In its “Report for the Historical Record,” AARO claimed it “conducted approximately 30 interviews,” but without revealing any names. Wilson, however, said he was one of them. He was interviewed on an open phone line last year by two AARO reps, a civilian and a lieutenant colonel. “And I told them the same thing I’ve been telling you and everybody else over the years,” he said. “I don’t think you’ll find any deviation.”
He says AARO sent transcripts of his statements for him to sign for accuracy. Wilson says he told them the same thing he shared with an inquiring Senate staffer before AARO caught up with him — but he never received an invitation to meet with anyone on the Hill. He then reaffirmed his willingness in 2022 to testify under oath, without a promise of immunity.
“I think (the Senate) called me about (the Memo) because somebody still has the mistaken impression that what I have said about it is only because I’m trying to not violate a secrecy agreement that I have,” Wilson said two years ago. “I told them that wasn’t the case. You know, there’s a lot of state secrets I could talk about, but not on this issue.”

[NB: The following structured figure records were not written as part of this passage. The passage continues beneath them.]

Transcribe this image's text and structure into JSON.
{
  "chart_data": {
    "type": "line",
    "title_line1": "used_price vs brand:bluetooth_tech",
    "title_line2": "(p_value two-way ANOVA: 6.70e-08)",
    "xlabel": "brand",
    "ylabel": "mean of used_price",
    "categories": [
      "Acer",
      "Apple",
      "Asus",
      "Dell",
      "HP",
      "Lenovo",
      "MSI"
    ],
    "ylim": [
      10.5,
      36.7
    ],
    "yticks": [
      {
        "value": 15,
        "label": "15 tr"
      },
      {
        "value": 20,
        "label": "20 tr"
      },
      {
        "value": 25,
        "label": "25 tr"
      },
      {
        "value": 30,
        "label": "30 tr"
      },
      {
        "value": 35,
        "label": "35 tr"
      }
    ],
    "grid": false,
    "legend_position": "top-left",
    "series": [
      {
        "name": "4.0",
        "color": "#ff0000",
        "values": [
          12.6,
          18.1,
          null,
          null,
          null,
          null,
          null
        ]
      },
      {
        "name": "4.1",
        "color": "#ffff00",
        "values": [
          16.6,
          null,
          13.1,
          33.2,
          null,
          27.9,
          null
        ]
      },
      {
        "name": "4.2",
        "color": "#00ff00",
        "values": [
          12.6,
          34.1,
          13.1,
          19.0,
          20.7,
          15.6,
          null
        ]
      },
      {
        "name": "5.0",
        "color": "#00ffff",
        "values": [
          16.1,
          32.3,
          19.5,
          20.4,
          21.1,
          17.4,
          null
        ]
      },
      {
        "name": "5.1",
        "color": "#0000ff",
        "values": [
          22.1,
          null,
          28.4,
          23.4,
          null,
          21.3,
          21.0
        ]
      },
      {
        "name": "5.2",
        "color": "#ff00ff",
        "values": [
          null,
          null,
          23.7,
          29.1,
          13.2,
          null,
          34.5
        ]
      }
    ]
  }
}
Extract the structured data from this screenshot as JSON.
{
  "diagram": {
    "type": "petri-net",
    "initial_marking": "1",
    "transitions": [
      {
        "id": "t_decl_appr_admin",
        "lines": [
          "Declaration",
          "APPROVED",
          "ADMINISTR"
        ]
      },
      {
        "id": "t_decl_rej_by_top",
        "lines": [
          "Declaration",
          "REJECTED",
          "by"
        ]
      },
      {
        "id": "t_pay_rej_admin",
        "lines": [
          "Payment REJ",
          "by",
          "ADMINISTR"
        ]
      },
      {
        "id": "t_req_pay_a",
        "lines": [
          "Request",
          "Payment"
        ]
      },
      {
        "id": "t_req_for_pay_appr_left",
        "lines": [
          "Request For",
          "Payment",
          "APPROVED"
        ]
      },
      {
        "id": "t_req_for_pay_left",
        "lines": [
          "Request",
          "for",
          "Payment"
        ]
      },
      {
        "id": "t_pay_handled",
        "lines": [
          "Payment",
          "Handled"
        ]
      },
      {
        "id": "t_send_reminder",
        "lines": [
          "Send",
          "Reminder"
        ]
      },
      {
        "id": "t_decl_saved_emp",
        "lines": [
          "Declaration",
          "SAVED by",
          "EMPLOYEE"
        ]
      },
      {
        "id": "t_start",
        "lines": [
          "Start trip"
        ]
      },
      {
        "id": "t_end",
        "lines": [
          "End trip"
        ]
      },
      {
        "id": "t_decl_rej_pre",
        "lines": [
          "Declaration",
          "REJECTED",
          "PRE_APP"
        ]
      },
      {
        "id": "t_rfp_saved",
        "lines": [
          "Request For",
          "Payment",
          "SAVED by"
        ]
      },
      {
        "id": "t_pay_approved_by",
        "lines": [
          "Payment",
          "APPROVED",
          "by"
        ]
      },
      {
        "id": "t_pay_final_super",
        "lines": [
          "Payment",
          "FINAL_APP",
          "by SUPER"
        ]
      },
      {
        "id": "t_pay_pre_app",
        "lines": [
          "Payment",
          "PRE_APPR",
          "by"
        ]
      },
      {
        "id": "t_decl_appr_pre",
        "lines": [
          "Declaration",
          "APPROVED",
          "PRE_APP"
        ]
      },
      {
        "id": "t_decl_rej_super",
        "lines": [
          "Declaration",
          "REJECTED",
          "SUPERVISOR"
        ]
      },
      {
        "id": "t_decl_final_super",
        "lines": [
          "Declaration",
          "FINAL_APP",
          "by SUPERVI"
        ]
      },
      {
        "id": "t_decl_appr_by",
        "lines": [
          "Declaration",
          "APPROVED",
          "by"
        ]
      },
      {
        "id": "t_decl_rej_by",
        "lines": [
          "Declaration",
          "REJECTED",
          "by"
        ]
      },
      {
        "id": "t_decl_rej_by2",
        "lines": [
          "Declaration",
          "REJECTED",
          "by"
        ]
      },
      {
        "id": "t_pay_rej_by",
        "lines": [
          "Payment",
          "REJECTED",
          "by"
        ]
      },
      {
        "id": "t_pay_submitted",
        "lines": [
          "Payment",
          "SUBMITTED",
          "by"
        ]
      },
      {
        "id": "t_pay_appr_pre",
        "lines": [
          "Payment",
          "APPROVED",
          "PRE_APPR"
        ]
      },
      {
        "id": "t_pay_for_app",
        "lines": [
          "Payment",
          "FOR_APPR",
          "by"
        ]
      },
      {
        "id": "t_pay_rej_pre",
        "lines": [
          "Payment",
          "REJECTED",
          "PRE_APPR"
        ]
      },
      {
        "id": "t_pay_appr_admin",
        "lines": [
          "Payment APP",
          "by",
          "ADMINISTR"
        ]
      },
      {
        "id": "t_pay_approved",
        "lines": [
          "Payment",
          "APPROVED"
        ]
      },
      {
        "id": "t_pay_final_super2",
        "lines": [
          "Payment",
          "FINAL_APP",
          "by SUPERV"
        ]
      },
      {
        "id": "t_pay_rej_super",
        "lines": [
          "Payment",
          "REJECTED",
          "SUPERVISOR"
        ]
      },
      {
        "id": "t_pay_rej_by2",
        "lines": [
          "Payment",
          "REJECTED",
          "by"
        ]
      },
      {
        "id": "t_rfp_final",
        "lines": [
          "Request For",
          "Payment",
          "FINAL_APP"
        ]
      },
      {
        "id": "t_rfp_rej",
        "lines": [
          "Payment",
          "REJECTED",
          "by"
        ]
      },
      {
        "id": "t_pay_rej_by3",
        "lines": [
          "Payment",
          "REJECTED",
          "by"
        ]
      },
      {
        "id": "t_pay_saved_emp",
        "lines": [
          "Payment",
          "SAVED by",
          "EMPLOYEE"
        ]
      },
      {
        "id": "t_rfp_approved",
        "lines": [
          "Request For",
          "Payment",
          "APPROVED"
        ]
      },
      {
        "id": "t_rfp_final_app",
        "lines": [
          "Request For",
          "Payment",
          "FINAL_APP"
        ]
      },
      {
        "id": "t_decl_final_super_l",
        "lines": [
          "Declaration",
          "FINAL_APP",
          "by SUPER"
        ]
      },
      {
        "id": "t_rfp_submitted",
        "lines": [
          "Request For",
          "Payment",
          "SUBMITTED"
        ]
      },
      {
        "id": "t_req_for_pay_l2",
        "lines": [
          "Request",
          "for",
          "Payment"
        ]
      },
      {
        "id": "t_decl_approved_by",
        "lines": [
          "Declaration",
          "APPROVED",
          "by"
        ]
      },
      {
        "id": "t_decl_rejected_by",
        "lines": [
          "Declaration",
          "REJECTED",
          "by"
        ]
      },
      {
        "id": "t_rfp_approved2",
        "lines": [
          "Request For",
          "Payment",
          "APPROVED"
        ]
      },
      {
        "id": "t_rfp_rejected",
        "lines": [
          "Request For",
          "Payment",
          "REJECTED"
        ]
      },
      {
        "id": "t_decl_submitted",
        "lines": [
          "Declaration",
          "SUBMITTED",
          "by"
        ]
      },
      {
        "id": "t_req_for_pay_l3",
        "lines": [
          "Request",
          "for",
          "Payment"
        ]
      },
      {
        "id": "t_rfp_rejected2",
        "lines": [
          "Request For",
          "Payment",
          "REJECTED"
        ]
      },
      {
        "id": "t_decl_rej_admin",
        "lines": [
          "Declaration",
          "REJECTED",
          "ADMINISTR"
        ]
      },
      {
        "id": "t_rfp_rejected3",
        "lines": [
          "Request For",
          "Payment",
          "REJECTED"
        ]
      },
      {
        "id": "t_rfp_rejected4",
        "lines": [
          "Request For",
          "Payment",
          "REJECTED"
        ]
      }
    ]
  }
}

Which begs another question – did AARO reach out to Eric Davis as well before concluding the reverse-engineering narrative was bunk? Davis didn’t respond to a query for comment.
Well, AARO’s got a new guy now, former National Security Agency Research Directorate official Jon Kosloski. Fortunately, coming on the heels of obstructionist Sean Kirkpatrick, he doesn’t have a tough act to follow. But if Kosloski decides to take the Wilson-Davis Memo seriously enough to conduct a transparent investigation, I’ll eat my hat.
A sure sign of aliens amidst our population in a current New Yorker cartoon:
J. D. Vance sits at a diner with a menu open as a waitress prepares to take his order.
“What’s your most normal human food? Am I nailing this interaction?”
If Eric Davis did not write those notes then who did? No one is even going there. Instead we get " I do not remember" and such. A perfect alibi for the old folks especially when no other documents have been discovered to corroborate the claim. However, I put the onus squarily on Eric Davis. He is the one that can clear all this up but instead hides behind his security clearances like so many others incl Elizondo and Grusch who could give more specific details publically and take their chances on the consequences. IMO those consequences would pale in comparison to the revelations contained in spilling of the beans. That is, if those beans can be proven with evidence that can be verified in the public domain. The whole story hinges on someone breaking their silence and NDA while risking the consequences of doing so. It appears at the moment that no one is willing to do that. It is possible that even some members in Congress or the Senate is now privy to answers to some of these questions but will not publically address what they know. What does this say about our supposed democratic(?) society? Are we just pawns in a poker game?